I most certainly was raised to believe that vulnerability is weakness, whether deliberately or not. I am a man, raised in ’80s and ’90s Australia where you were not supposed to be a ‘woose’. Where you are always competing with your mates to one up them and never show a chink in your emotional and physical armour.
Here’s the paradox: be brave but never put yourself out there. It does not exist.
2. I don’t do vulnerability
Yes, you do! From the moment you slid down the birth canal to whatever point you are in your life now, you have faced uncertainty, risk and emotional exposure. You have been vulnerable.
You only have two options:
- you do vulnerability knowingly
- vulnerability does you over
If you are not sure which one is happening to you, go to a friend or family member and says, “Do you think I do vulnerability well?” Then step back and take in the truth. I guarantee you will be doing vulnerability right there.
Here’s why we need it. It is so much easier to cause pain than to feel pain. People are taking their pain and working it out on other people. When you do not acknowledge your vulnerability, you take your sh*t out on another person. Stop working your sh*t out on other people!
It’s fine if you have a lot of chaos going on in your life. Most people do. The trick is not offloading you hard stuff on other people.
3. I can go it alone
You can not do vulnerability without engaging with others.
Humans are a social animal. By being able to cooperate with other members made homo sapiens the dominant species on the planet. We are neurobiologically hard-wired for connection with other people. In the absence of connection, love and belonging there is always suffering.
You can not go it alone.
If you could, I would’ve found a way by now. As a shy extrovert who suffers evaluation apprehension, who loves my friends and family but is a bit comme ci, comme ca on other people, I would have found a way.
4. I can hack vulnerability so that there is no uncertainty or discomfort
A lot of people are high-teching their lives. They are collecting data. Trying to ‘hack’ their thoughts, diets and relationships. I do it. That is what this blog is about, leveraging human cognition and perception.
There is no algorithm that will tell you when it is fine to be vulnerable with other people. The minute it becomes comfortable, it is no longer vulnerability. You can not make an app that removes the discomfort from vulnerability.
5. Trust comes before vulnerability
This is a hard one to rectify. Should you trust someone before you expose your uncertainty to them? Do you need to be vulnerable before you can learn to trust someone?
The answer is ‘yes’ to both questions. It is a slow stacking of vulnerability and trust over time. You don’t tell your darkest secret to someone after you tell them your name. We start with little things and we build trust over time. The more I share with you and the more you honour that sharing, the more trust is built.

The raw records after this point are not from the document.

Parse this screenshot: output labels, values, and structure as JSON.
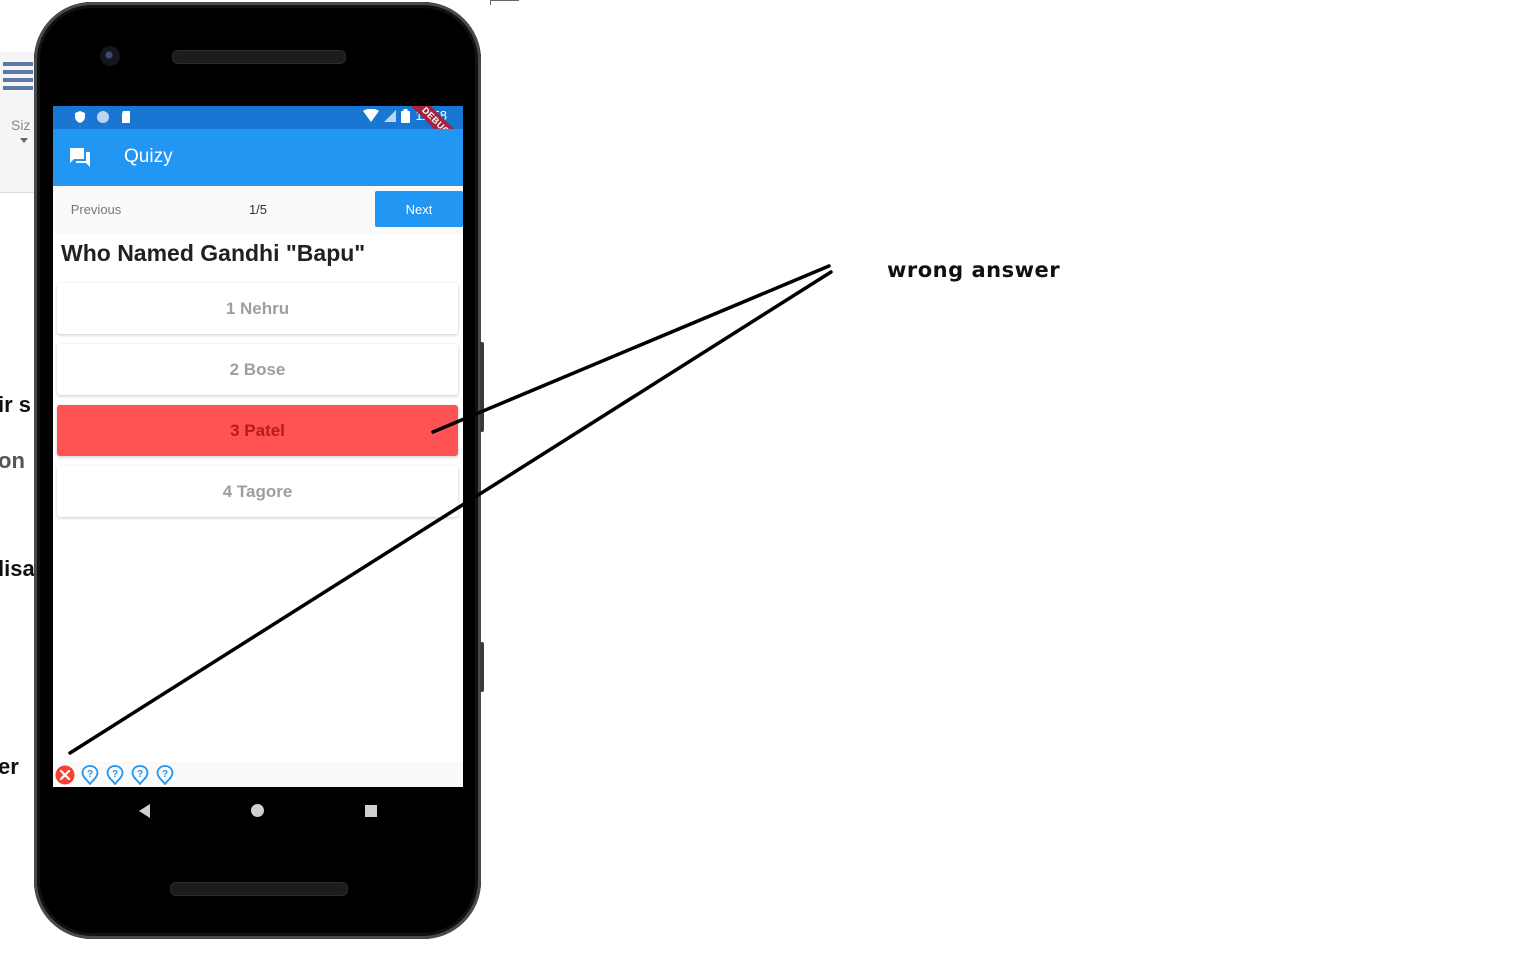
{
  "background_app": {
    "size_label": "Siz",
    "fragments": [
      "ir s",
      "on",
      "lisa",
      "er"
    ]
  },
  "status_bar": {
    "time": "11:58",
    "debug_banner": "DEBUG",
    "left_icons": [
      "shield-icon",
      "circle-icon",
      "sd-card-icon"
    ],
    "right_icons": [
      "wifi-icon",
      "signal-icon",
      "battery-icon"
    ]
  },
  "app_bar": {
    "title": "Quizy",
    "icon": "forum-icon",
    "color": "#2196f3"
  },
  "quiz_nav": {
    "previous_label": "Previous",
    "counter": "1/5",
    "next_label": "Next"
  },
  "question": {
    "text": "Who Named Gandhi \"Bapu\""
  },
  "options": [
    {
      "label": "1 Nehru",
      "state": "default"
    },
    {
      "label": "2 Bose",
      "state": "default"
    },
    {
      "label": "3 Patel",
      "state": "wrong"
    },
    {
      "label": "4 Tagore",
      "state": "default"
    }
  ],
  "progress_tracker": {
    "marks": [
      {
        "icon": "wrong-cross-icon",
        "state": "wrong",
        "color": "#f44336"
      },
      {
        "icon": "unanswered-help-icon",
        "state": "unanswered",
        "color": "#2196f3"
      },
      {
        "icon": "unanswered-help-icon",
        "state": "unanswered",
        "color": "#2196f3"
      },
      {
        "icon": "unanswered-help-icon",
        "state": "unanswered",
        "color": "#2196f3"
      },
      {
        "icon": "unanswered-help-icon",
        "state": "unanswered",
        "color": "#2196f3"
      }
    ]
  },
  "colors": {
    "wrong_answer_bg": "#ff5252",
    "primary": "#2196f3",
    "status_bar": "#1976d2"
  },
  "annotation": {
    "label": "wrong answer"
  }
}
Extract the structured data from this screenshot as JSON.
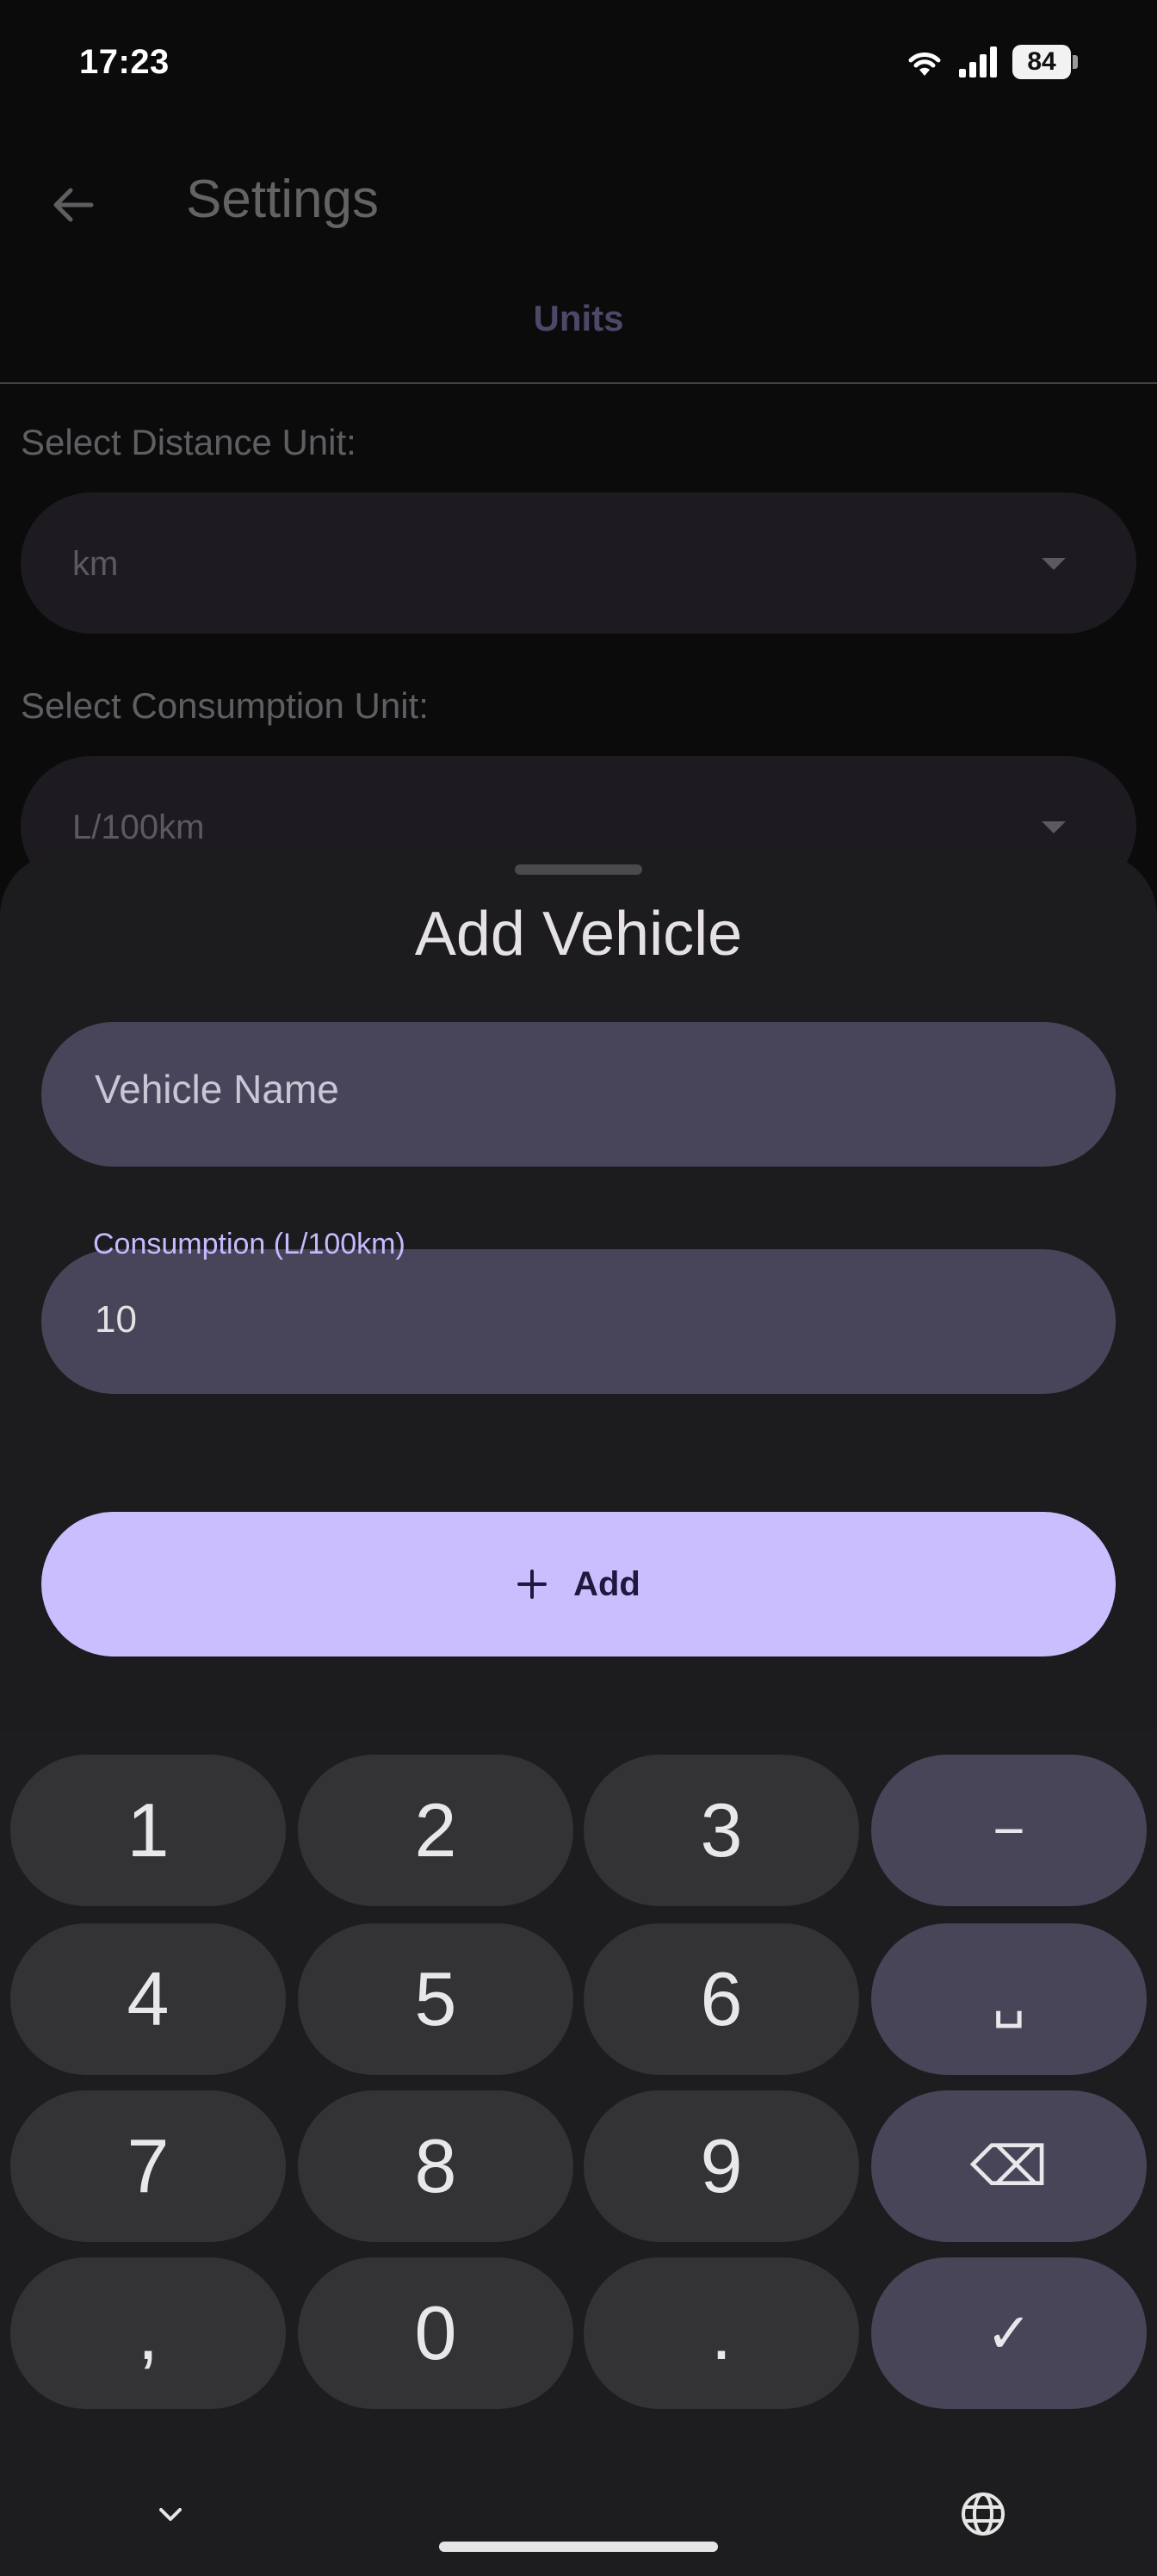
{
  "status_bar": {
    "time": "17:23",
    "battery": "84"
  },
  "header": {
    "title": "Settings",
    "tab": "Units"
  },
  "settings": {
    "distance_label": "Select Distance Unit:",
    "distance_value": "km",
    "consumption_label": "Select Consumption Unit:",
    "consumption_value": "L/100km"
  },
  "sheet": {
    "title": "Add Vehicle",
    "name_placeholder": "Vehicle Name",
    "consumption_label": "Consumption (L/100km)",
    "consumption_value": "10",
    "add_label": "Add"
  },
  "keyboard": {
    "keys": [
      "1",
      "2",
      "3",
      "−",
      "4",
      "5",
      "6",
      "␣",
      "7",
      "8",
      "9",
      "⌫",
      ",",
      "0",
      ".",
      "✓"
    ]
  },
  "colors": {
    "accent": "#cbbefe",
    "field_bg": "#48455a",
    "sheet_bg": "#1c1b1d"
  }
}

You share with persons who have earned the right to hear your story. Your story is a privilege to hear. You share it with those who have earned the right to hear it. You do not share it ‘just because’.
Vulnerability minus boundaries is not vulnerability
6. Vulnerability is disclosure
This relates to the boudary thing. Live streaming your bikini wax is not vulnerability. Posting the intimate details of your divorce and your pain on Facebook for your kids and the guy you met at a party once to read is not vulnerability.
You do not measure vulnerability by the amount of disclosure. You measure it by the amount of courage it took to show up and be seen when you can not control the outcome.
So, there you have it. Don’t confuse vulnerability for what it is not. And go out there and practice it if you want to live of a “wholehearted life”.